GIULIANOVA. Sospendere la gara di vendita della Julia servizi e Julia rete o in subordine modificare il bando allungando i termini. Lo chiede il Cittadino Governante che ha presentato sull’argomento...
GIULIANOVA. Sospendere la gara di vendita della Julia servizi e Julia rete o in subordine modificare il bando allungando i termini. Lo chiede il Cittadino Governante che ha presentato sull’argomento un ordine del giorno che sarà discusso nel prossimo consiglio. «Bisogna tenere gli occhi ben aperti», scrive nel documento il capogruppo Franco Arboretti, «in questo passaggio epocale della distribuzione e della vendita del gas a Giulianova. Il Comune non ci deve perdere, anzi se fa le scelte giuste può ricavarne molto, soprattutto in prospettiva. Il nuovo testo unico di riordino delle società partecipate e il decreto sui servizi pubblici locali non saranno pronti prima di un anno. Si potrebbe quindi sospendere il bando di gara già emanato per l’alienazione di Julia Servizi e riflettere più attentamente tutti insieme, maggioranza e opposizione alla luce dei testi presentati e vedere se ci sono gli spazi per poter tutelare al meglio i beni comuni cittadini e gli interessi generali».

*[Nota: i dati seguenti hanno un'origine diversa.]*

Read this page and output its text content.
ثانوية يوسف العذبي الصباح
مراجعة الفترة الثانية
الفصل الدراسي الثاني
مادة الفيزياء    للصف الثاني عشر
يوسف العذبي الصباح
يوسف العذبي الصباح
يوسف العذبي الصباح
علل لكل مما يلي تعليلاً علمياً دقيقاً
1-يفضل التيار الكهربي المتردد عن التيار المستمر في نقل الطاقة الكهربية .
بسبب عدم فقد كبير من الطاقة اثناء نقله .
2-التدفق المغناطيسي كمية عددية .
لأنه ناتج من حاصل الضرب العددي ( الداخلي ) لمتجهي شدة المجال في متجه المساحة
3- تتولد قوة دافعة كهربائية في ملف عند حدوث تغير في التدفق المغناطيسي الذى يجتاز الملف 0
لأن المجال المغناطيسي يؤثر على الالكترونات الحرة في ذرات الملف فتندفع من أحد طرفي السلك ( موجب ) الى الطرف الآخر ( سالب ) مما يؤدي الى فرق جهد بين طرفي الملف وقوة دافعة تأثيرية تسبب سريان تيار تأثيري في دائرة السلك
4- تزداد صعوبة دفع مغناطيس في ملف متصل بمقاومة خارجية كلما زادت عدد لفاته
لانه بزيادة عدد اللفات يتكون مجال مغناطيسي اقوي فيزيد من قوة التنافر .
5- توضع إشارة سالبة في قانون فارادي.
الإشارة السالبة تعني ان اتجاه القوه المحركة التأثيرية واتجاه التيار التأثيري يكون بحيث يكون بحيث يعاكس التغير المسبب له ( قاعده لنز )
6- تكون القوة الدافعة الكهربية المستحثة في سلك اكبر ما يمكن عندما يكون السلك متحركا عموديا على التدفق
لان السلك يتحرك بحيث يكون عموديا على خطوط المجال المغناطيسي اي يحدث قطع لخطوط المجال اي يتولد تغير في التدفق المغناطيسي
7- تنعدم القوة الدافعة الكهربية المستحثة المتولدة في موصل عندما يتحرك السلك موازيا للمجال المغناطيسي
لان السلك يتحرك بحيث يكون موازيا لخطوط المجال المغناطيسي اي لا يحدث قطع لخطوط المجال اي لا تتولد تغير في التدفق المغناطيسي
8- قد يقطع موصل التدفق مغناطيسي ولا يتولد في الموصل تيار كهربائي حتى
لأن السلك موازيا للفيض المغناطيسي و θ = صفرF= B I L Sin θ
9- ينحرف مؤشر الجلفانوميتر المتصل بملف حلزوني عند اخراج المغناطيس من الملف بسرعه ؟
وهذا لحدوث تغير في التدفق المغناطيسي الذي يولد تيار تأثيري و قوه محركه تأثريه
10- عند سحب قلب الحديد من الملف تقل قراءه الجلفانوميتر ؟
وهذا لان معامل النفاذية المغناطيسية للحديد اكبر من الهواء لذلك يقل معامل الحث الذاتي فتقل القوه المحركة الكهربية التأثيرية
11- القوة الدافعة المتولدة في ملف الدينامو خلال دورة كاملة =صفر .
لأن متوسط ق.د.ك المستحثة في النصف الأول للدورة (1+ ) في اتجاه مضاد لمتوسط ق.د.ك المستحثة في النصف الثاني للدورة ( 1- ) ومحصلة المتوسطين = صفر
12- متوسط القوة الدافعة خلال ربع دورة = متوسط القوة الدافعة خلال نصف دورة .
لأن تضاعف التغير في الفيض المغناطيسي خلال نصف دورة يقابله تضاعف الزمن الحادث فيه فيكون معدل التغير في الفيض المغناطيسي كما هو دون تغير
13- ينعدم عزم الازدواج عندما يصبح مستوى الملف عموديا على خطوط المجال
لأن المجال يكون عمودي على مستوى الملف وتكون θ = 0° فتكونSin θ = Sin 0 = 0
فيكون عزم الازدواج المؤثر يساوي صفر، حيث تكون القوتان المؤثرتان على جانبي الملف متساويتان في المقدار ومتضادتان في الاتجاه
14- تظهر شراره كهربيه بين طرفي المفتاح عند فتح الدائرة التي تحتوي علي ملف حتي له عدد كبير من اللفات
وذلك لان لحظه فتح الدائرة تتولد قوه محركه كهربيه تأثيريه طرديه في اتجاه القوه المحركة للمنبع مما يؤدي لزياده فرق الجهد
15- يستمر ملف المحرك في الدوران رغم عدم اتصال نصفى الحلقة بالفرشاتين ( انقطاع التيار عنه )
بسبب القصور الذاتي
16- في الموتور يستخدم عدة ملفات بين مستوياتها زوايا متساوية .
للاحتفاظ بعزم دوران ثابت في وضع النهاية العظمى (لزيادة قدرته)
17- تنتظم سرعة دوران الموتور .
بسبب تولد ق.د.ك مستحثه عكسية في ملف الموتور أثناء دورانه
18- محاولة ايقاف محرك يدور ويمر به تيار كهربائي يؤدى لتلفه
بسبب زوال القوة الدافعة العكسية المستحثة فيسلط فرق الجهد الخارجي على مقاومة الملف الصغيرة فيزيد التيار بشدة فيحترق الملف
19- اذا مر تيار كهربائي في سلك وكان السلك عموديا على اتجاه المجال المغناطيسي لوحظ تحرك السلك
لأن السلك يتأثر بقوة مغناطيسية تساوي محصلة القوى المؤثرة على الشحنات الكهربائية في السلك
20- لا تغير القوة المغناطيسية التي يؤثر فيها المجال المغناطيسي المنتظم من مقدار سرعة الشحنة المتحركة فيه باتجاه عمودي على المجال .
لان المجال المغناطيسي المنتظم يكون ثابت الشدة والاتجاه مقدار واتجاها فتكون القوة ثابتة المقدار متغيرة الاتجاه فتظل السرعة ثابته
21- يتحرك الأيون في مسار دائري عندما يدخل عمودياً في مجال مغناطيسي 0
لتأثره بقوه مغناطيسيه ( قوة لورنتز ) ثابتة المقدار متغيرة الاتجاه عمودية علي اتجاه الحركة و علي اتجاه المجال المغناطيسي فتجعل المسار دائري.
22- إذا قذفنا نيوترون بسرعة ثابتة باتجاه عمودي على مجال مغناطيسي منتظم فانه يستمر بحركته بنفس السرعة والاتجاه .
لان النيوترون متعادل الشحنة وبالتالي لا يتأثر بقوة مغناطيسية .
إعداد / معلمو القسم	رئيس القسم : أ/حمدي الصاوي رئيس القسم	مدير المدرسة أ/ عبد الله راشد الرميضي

La discussione dovrà avvenire nella commissione bilancio e in consiglio comunale dopo aver chiesto delucidazioni al ministero per la semplificazione e la pubblica amministrazione. «La nuova normativa, il cui testo preliminare è stato approvato dal consiglio dei ministri», aggiunge Arboretti, «potrebbe offrire le opportunità per conservare al patrimonio pubblico giuliese Julia Servizi e, magari, anche Julia Rete e, quindi gli utili che ne derivano annualmente fino a 1 milione di euro». Nel caso in cui si volesse continuare con l’iter della vendita, il Cittadino governante chiede che sia almeno modificato il bando, allungando i tempi per garantire più offerte nella gara. «Nel bando c’è scritto che la gara viene aggiudicata anche in presenza di una sola offerta», si legge ancora nell’ordine del giorno, «clausola certamente non conveniente per il Comune. Per esempio ricordiamo che l’Ente in presenza di più offerte introitò circa 2 milioni di euro in più rispetto alla base d’asta nella vendita del Pioppeto, mentre nel caso dell’alienazione della scuola elementare Acquaviva, con una sola offerta incamerò solo 12 mila euro in più sulla base d’asta».
In caso di alienazione il Cittadino governante propone di definire un bando a doppio oggetto per la creazione di una società mista con la partecipazione del Comune, o alternativamente, entrare con Julia Servizi in una società che aggrega aziende municipalizzate.